Surveys


Objective

The aim of this course is to introduce the main concepts of sample survey theory, emphasising the particular nature of randomness and the importance of precise calculations and presenting the most common survey designs. The role of auxiliary information will be underlined, in both the sampling phase and estimation. The course will be illustrated with examples of surveys, and the survey procedures in SAS will be presented briefly.

 

Planning

  1. General remarks on surveys– Survey basics. The concepts of estimation and precision. Different types of error: sampling error, measurement error, non-response.
  2. Simple random sampling –Estimating a mean, an average, a proportion. Calculation and estimation of precision. Determining the sample size. Estimating a ratio. Domain estimation.
  3. Unequal probability sampling– Estimating a total, a mean, precision. Choosing the probabilities of selection, case of selection with probabilities proportional to the size.
  4. Stratification –Estimation, precision. Sample allocation between the strata: optimal allocation, proportional allocation etc. Constitution of strata: choice of strata variables, choice of the number of strata etc.
  5. Multi-stage sample surveys– Cluster sampling: estimating a total, precision. Case of a simple random sample of clusters. Comparison with the simple random sample. Cluster size. The effect of clusters. Two-stage sampling: estimating a total, precision. Case of a simple random sample at each stage. Comparison with the simple random sample. Self-weighting sample surveys.
  6. Empirical surveys– The quota method (principles, "bias", "precision"). Route sampling. The standard units method. Volunteering.
  7. Estimation by ratio, post-stratification– Definitions, properties, comparison with the simple random sample.
  8. Regression estimation, calibration– Estimation as a residual. Regression estimation: definition, property.

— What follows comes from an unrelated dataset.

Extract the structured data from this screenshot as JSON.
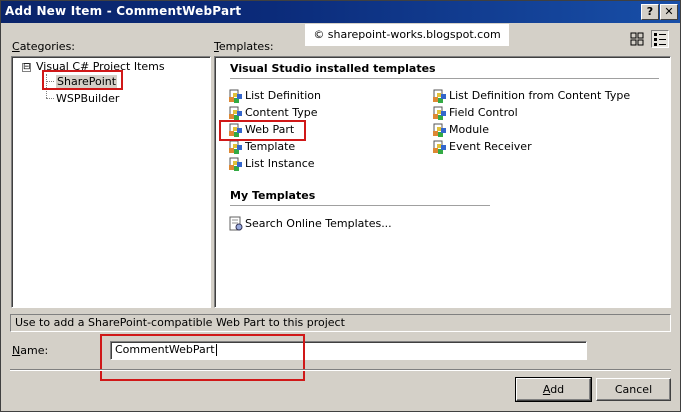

Overview of calibration methods.
  9. Correcting non-response– Overview of methods for processing total non-response (reweighting methods) and methods for processing partial non-response (imputation methods).

 

Références

  • Ardilly P. (2006) : Les techniques de sondage, Technip, Paris.
  • Sarndal C.E., Swenson B., Wretman J. (2003): Model assisted survey sampling, Springer.
  • Tillé Y. (2011) : Sampling Algorithms, Springer.